According to the allegations in the settlement, the DEA conducted scheduled investigations of Ungerer and as a result of one of those scheduled investigations, the DEA found violations of the reporting obligations that apply after completion of the shipments, notified Ungerer of the violations, educated company representatives on the requirements, and issued letters of admonition. But when the DEA conducted the next scheduled investigation, the settlement alleges that the DEA found that, between January 2013 and the present, Ungerer had imported and exported listed chemicals on a number of occasions and failed to provide information to the DEA on the date and quantity actually imported and exported within 30 days after certain transactions. There are no allegations in the settlement that the chemicals were diverted for illicit purposes.
In addition to the $450,000 payment, Ungerer has entered into a three-year administrative agreement with the DEA under which it has committed to implement certain remedial measures. For example, the agreement requires Ungerer to submit certain delinquent forms on its shipments, requires Ungerer to implement a system and train its employees to ensure that these issues do not arise again, and requires Ungerer to submit quarterly certifications to the DEA that it is fully compliant with these reporting obligations.

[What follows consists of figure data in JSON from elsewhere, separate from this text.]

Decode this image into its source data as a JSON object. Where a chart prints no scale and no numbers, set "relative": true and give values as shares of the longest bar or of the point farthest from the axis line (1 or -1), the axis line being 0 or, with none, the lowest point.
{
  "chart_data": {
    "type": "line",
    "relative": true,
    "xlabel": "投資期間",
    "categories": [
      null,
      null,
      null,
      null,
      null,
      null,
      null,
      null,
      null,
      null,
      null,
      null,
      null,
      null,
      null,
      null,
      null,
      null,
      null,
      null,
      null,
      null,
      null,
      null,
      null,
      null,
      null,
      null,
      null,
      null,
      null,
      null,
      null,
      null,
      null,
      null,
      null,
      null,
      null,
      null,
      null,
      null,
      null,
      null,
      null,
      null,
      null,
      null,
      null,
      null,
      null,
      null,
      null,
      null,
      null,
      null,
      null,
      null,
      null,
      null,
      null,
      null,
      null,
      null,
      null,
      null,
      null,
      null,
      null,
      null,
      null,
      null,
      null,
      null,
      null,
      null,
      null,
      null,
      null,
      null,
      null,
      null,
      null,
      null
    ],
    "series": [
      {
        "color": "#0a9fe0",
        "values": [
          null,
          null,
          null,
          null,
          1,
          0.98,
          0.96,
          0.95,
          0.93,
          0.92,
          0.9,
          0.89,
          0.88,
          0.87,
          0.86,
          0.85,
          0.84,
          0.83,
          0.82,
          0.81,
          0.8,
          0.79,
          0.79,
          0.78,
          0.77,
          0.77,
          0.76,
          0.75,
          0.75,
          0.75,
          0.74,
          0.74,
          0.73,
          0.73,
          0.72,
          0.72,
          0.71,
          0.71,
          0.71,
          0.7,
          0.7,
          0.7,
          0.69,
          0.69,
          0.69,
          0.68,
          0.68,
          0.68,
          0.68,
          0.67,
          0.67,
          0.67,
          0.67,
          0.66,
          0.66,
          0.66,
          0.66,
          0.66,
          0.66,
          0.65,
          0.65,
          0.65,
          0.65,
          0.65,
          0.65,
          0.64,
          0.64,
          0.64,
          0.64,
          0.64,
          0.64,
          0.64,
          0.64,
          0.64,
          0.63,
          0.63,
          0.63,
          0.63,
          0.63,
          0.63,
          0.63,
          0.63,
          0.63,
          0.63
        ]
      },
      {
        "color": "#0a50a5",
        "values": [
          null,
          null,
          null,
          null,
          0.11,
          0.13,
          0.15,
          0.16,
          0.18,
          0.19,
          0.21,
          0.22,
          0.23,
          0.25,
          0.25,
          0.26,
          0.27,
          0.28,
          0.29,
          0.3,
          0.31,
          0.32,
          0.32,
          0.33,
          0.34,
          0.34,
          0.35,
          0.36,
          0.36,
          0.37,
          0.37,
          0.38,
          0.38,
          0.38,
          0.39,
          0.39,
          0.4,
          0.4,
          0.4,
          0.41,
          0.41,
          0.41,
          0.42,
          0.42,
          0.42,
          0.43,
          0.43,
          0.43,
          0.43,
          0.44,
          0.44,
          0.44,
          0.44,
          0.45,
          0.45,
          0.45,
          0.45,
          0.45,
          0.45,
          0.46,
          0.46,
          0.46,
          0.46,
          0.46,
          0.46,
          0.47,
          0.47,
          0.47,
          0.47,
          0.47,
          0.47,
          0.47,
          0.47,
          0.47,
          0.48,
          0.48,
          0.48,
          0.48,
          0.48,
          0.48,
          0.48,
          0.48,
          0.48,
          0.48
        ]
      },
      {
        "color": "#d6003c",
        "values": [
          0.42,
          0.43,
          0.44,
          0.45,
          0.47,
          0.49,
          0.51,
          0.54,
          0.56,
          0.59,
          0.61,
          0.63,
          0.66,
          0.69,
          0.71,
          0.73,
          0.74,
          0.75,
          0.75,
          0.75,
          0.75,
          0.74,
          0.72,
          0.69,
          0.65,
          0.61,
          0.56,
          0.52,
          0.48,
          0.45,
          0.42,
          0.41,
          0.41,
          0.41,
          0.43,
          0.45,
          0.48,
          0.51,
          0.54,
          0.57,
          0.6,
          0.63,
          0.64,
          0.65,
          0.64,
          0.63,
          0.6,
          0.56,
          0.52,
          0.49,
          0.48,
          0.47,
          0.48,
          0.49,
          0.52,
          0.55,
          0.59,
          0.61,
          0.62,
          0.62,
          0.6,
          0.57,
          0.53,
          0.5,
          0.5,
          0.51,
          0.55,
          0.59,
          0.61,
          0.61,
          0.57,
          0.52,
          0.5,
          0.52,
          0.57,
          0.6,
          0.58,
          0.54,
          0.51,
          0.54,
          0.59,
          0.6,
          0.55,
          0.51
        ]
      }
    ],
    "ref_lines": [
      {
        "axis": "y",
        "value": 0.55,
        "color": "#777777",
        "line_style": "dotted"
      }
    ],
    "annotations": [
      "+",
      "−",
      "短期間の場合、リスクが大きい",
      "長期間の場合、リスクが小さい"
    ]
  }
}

“While there are legitimate reasons to ship these listed chemicals to international customers, it is critical that the DEA has the information it needs to track the shipments and prevent diversion of the chemicals for illicit production of controlled substances,” said U.S. Attorney McSwain. “This settlement shows how important it is for companies and individuals to uphold their responsibilities and comply with the reporting requirements, which are designed to protect the residents of the Eastern District and beyond.”
“Ungerer & Company has an obligation as a DEA registrant to notify the agency of international shipments of listed chemicals. If illegally diverted, listed chemicals can be used to manufacture dangerous drugs such as illicit fentanyl and methamphetamine,” said Jonathan A. Wilson, Special Agent in Charge of the Drug Enforcement Administration’s (DEA) Philadelphia Field Division. “The vast majority of listed chemicals are used for legitimate reasons. However, part of the DEA’s mission in protecting the public is ensuring that the distribution of these chemicals is properly reported and tracked.”
This investigation was conducted with the Philadelphia Field Division of the DEA and the Import/Export and Chemical Section in the DEA’s Diversion Control Division.
Outcome: Chemical Importer and Exporter in Bethlehem Agrees to Pay $450,000 to Resolve Allegations it Failed to Notify the Drug Enforcement Administration of Certain Shipments of Chemicals
The claims resolved by the settlement are allegations only; there has been no determination of liability.